Again, by fine-tuning the intrinsic model formulations and parameter conditions of CTRW one may in fact produce a Lévy flight-like movement pattern (Reynolds 2010; Schulz et al. 2013). Towards another extreme, one may achieve a classic random walk look-alike pattern. Conceptually, CTRW thus belongs on the left wall of the Scaling cube (x=0; y and z varies in accordance to model variant and parameter settings).
CTWR (which is closely connected to the concept of fractional diffusion) is typically invoked to explain a kind of switching – “intensive versus extensive searching” (scale-free sub-diffusive versus super-diffusive search) – that is now being found in real animal data like foraging of Balearic shearwaters Puffinus mauretanicus and Cory’s shearwaters Calonectris diomedea along the coast of Spain (Bartumeus et al. 2010).
In particular, they found that the birds in the presence of fisheries were more “restless” when taking advantage of fishery discards than in absence of trawlers, implying a higher probability of leaving a localized area pr. unit time during trawling activity. Specifically, during period of fishery discard utilization tended to show a smaller temporal scaling exponent for staying time (the temporal aspect of CTRW; larger β in their site fidelity function S(t) ∝ t–β, implying fewer events with a particularly prolonged staying time). In the spatial aspect of flight length distributions, when fisheries discard was present the birds tended to show good compliance with a negative exponential function*.
On the other hand, in the absence of trawlers a compliance with Lévy walk (truncated power law) was found. Space and time brought together, they found that the birds tended towards sub-diffusive foraging in the presence of fisheries discard (despite – somewhat counter-intuitively – a smaller local staying time within a given patch of a given spatial resolution), and super-diffusive foraging under natural conditions.
Despite the mathematical and numerical attractiveness of composite random walk, Lévy walk and CTRW and their well-explored statistical properties, they unfortunately all lack what may be a crucial component of foraging behaviour: spatial memory; i.e., the condition x>0 of the scaling cube.
Without spatial memory, self-crossing of an individual’s path happens by chance only, not intentionally by returns to a previous location (site fidelity, whether we consider short term or long term time scales).
- May a model that implements spatial memory offer an alternative interpretation of the results presented by Bartumeus et al. 2010?
- May this alternative hypothesis even offer a logical explanation for the apparent paradox that the birds were more restless locally when the movement simultaneously was more spatially constrained in overall terms?

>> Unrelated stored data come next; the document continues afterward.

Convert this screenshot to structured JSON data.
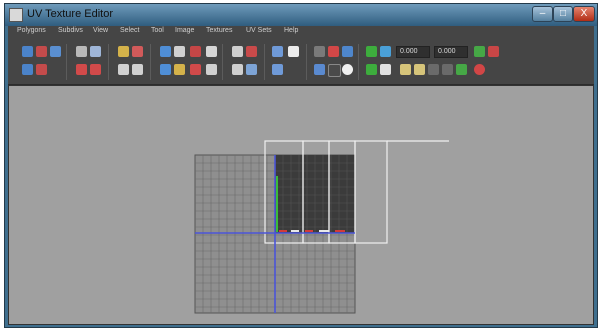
{
  "window": {
    "title": "UV Texture Editor",
    "min_glyph": "–",
    "max_glyph": "□",
    "close_glyph": "X"
  },
  "menu": {
    "items": [
      "Polygons",
      "Subdivs",
      "View",
      "Select",
      "Tool",
      "Image",
      "Textures",
      "UV Sets",
      "Help"
    ]
  },
  "toolbar": {
    "u_value": "0.000",
    "v_value": "0.000"
  },
  "colors": {
    "titlebar": "#4f7fa2",
    "menubar": "#454545",
    "viewport_bg": "#a0a0a0",
    "grid_line": "#5f5f5f",
    "texture_dark": "#3b3b3b",
    "u_axis": "#4b55d8",
    "v_axis": "#4b55d8",
    "uv_highlight": "#3bbb3b",
    "uv_red": "#d23a3a",
    "frame_white": "#f0f0f0"
  }
}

The memory aspect of temporally constrained space use will be explored in Part II.
*) Somewhat confusingly relative to common practice Bartumeus et al. (2010) use the exponential formula variant F(r) ∝ e-r/λ, which makes average step length proportional with λ rather than 1/λ.
Bartumeus, F., L. Giuggioli, M. Louzao, V. Bretagnolle, D. Oro, and S. A. Levin. 2010. Fishery discards impact on seabird movement patterns at regional scales. Current Biology 20:215-222.

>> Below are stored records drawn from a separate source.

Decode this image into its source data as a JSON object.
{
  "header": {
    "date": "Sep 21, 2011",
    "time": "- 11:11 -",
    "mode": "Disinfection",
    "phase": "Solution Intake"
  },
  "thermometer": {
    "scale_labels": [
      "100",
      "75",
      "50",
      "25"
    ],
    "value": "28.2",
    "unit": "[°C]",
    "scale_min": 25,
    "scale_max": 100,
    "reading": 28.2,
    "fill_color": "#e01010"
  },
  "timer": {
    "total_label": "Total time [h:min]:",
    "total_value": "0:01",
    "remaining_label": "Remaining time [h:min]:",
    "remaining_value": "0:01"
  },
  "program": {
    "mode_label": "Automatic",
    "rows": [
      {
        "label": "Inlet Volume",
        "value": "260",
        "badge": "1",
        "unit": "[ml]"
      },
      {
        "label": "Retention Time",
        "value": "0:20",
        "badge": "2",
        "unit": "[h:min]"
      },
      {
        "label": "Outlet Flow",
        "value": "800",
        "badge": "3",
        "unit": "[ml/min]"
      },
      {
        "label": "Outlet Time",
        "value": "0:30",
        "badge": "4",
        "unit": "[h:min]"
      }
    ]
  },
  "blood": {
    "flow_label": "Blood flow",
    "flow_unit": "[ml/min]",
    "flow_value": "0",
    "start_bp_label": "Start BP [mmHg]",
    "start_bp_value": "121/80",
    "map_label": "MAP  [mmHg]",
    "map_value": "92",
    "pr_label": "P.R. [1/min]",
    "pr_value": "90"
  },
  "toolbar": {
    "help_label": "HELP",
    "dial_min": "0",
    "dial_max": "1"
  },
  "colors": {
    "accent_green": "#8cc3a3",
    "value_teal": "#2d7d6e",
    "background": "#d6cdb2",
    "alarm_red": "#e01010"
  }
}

Benhamou, S. 2007. How many animals really do the Lévy walk? Ecology 88:1962-1969.
Doncaster, C. P., and D. W. Macdonald. 1991. Drifting territoriality in the red fox Vulpes vulpes. Journal of Animal Ecology 60:423-439.
Gautestad, A. O. 2013. Animal space use: Distinguishing a two-level superposition of scale-specific walks from scale-free Lévy walk. Oikos 122:612-620.
Reynolds, A. 2010. Bridging the gulf between correlated random walks and Lévy walks: autocorrelation as a source of Lévy walk movement patterns. J. R. Soc. Interface 7: 1753–1758.
Schulz, J. H. P., A. V. Chechkin, and R. Metzler. 2013. Correlated continuous time random walks: combining scale-invariance with long-range memory for spatial and temporal dynamics. J. Phys. A: Math. Theor. 46:1-22.